How asymmetry helps load balancing

Abstract

This paper deals with balls and bins processes related to randomized load balancing, dynamic resource allocation and hashing. Suppose n balls have to be assigned to n bins, where each ball has to be placed without knowledge about the distribution of previously placed balls. The goal is to achieve an allocation that is as even as possible so that no bin gets much more balls than the average. A well known and good solution for this problem is to choose d possible locations for each ball at random, to look into each of these bins, and to place the ball into the least full among these bins. This class of algorithms has been investigated intensively in the past but almost all previous analyses assume that the d locations for each ball are chosen uniform and independently at random from the set of all bins.

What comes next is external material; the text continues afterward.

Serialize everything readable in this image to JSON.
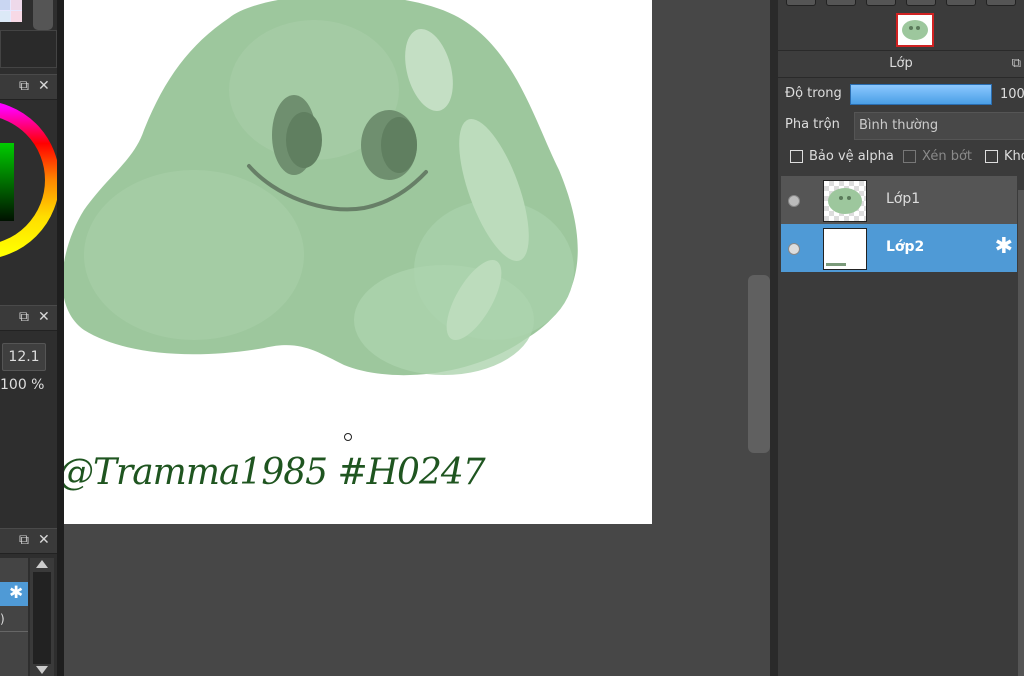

We investigate whether a non-uniform and possibly dependent choice of the d locations for a ball can improve the load balancing. Three types of selections are distinguished: 1) uniform and independent 2) non-uniform and independent 3) non-uniform and dependent. Our first result shows that choosing the locations in a non-uniform way (type 2) results in a better load balancing than choosing the locations uniformly (type 1). Surprising, this smooth load balancing is obtained by an algorithm called "Always-Go-Left" which creates an asymmetric assignment of the balls to the bins. Our second result is a lower bound on the smallest-possible maximum load that can be achieved by any allocation algorithm of type 1, 2, or 3.